I was born and raised in the UK, took a degree in Photography at the London College of Printing, spent twenty years in Australia and then relocated back to Britain in 2009. People often ask why – it’s probably something to do with the fact that, despite the lousy weather, Britain does better cheese and ale.

I’ve been a freelance travel writer since 1988, and spent thirty years authoring and updating guidebooks to Australia, China, Indonesia, Iceland and Hong Kong for Rough Guides and Dorling Kindersley. My articles on Chinese history and culture have appeared in the South China Morning Post and The Diplomat.

I’m an accredited lecturer for NADFAS (The Arts Society), and have also given talks about travel, writing, history and Chinese woodblock prints to – amongst others – The Smithsonian Institution, the National Heritage Board of Singapore, the Royal Asiatic and Royal Geographical societies, and literary festivals in Beijing, Bristol and Alderney.

To date I’ve written three non-travel books, all published by Blacksmith Books in Hong Kong.
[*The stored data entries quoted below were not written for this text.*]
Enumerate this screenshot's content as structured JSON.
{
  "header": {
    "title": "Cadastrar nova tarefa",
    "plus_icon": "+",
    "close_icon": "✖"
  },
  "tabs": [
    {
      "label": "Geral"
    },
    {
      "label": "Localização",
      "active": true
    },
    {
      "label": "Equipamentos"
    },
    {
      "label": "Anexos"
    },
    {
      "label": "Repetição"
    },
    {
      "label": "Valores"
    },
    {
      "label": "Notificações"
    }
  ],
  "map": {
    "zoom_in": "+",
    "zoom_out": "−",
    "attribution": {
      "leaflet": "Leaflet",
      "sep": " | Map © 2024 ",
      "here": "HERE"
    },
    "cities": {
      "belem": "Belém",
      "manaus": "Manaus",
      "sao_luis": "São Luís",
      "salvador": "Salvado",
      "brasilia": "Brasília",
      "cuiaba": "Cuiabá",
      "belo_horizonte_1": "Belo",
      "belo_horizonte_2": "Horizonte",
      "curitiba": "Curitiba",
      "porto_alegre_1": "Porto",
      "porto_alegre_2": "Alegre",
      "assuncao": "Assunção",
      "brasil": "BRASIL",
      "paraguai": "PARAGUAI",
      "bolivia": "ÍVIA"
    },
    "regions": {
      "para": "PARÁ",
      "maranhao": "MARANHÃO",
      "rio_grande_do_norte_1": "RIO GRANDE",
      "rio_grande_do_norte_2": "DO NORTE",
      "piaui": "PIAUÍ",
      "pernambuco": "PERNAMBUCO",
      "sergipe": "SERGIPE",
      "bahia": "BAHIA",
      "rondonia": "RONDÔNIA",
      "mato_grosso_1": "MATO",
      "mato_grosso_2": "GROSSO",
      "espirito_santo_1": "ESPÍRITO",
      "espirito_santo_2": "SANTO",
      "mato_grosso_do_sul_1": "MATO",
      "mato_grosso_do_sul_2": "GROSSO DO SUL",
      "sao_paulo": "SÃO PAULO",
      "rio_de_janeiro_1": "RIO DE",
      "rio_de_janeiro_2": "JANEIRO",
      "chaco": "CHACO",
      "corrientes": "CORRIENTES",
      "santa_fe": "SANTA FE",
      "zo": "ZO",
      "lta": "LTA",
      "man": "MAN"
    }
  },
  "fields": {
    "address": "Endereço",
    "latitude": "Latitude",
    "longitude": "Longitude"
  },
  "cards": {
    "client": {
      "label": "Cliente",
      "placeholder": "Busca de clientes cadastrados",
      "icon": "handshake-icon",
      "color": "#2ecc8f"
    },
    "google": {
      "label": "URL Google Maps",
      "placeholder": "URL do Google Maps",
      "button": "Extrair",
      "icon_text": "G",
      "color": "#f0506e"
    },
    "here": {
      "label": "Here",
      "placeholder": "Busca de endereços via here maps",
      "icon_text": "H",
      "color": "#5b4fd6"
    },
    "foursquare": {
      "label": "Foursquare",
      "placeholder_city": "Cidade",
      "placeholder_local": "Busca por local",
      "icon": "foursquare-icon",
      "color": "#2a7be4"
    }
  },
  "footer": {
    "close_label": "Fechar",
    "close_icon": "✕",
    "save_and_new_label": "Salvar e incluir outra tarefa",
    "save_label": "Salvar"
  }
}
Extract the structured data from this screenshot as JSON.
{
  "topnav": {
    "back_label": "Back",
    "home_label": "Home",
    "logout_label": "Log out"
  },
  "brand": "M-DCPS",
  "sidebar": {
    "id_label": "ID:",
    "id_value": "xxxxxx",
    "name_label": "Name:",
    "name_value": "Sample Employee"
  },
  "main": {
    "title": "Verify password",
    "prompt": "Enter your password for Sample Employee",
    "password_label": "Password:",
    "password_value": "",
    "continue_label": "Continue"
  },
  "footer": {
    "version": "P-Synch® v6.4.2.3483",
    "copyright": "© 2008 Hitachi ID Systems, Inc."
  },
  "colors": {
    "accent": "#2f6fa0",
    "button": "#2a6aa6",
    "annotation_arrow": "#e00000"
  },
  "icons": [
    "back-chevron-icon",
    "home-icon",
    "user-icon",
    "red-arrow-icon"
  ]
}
The Mercenary Mandarin (2016) is a biography of William Mesny, a nineteenth-century British adventurer in China; Paper Horses (2022) explores Chinese folk gods through woodblock printing; and A Murder in Yunnan (2025) unravels the mysterious unsolved killing of a British diplomat on the China-Burma border in 1875.

Writing is an isolated profession, involving long stretches alone with a computer. Whenever possible, it’s good to get out of the house and spend time studying wildlife and Chinese martial arts. Preferably somewhere warm.